Rectification is a specific type of distillation. It consists in multi-stage distillation in the so called rectification column. The liquid and vapour meet in a counter-current, where heat and mass exchange takes place. Rectification requires the return of part of the condensate back to the distillation column.

Crystallisation

The crystallization method is used to isolate the solute from the solution. The first step will be to obtain a saturated solution, i.e. one in which no more substance can be dissolved (under given conditions). In this case, a good way will be to warm the solution. During this process, partial evaporation of the solvent will take place, and therefore its concentration will increase. Heating can be carried out until the first crystals of the substance (crystallization seeds) appear. The resulting hot, saturated solution is enough to be carefully cooled to start the crystallization process, i.e. the precipitation of crystals of the dissolved substance. This is a relatively time-consuming process. It requires slow crystal growth in the process of maturation. The gradual crystallization process promotes the formation of large crystals of high purity.

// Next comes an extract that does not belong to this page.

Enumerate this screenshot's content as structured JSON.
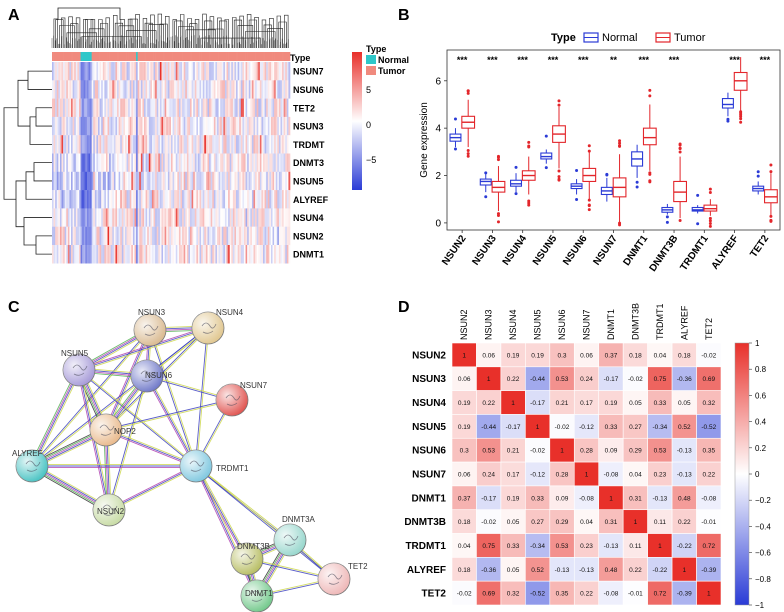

The resulting crystals must be separated from the solution, i.e. mother liquid, by fluted funnel filtration using a vacuum filter set. It is also necessary to wash them to remove any solid impurities. Sometimes it is necessary to initiate crystallization the process, e.g. by throwing a crystal of the precipitated substance into a saturated solution or by mechanical induction (gently tapping the walls of the vessel with the solution).

Chromatography

Currently, chromatography is one of the most commonly used techniques for separating mixtures in laboratory practice. It is mainly divided into liquid, gas, mobile supercritical, ionic and paper chromatography. The first two of these are the most applicable.

Liquid chromatography

The central part of the liquid chromatograph system is a column filled with a bed on which the proper separation of the mixture components takes place. The tested substances are introduced together with the eluent, i.e. the mobile phase. The individual components of the mixture interact with the bed of the stationary phase with varying intensity. The greater this interaction, the stronger they are retained inside the column and the later they reach the detector. Substances that are not retained elute (wash out with the eluent) first, together with the mobile phase. The proper selection of chromatographic separation parameters, such as the type of bed, composition of the mobile phase, analysis time, temperature, etc., allows for selective and repeatable separation of mixtures.

Gas chromatography

The principle of separation of the components of a mixture in gas chromatography is identical to that in liquid chromatography. In this case, the fundamental change is the gaseous mobile phase (carrier gas). The analysed mixture in the form of a liquid solution is introduced into the dispenser, which is one of the elements of the gas chromatograph. This way it evaporates and is introduced to the chromatographic column together with the carrier gas. After separation in the column, the components go into the detector.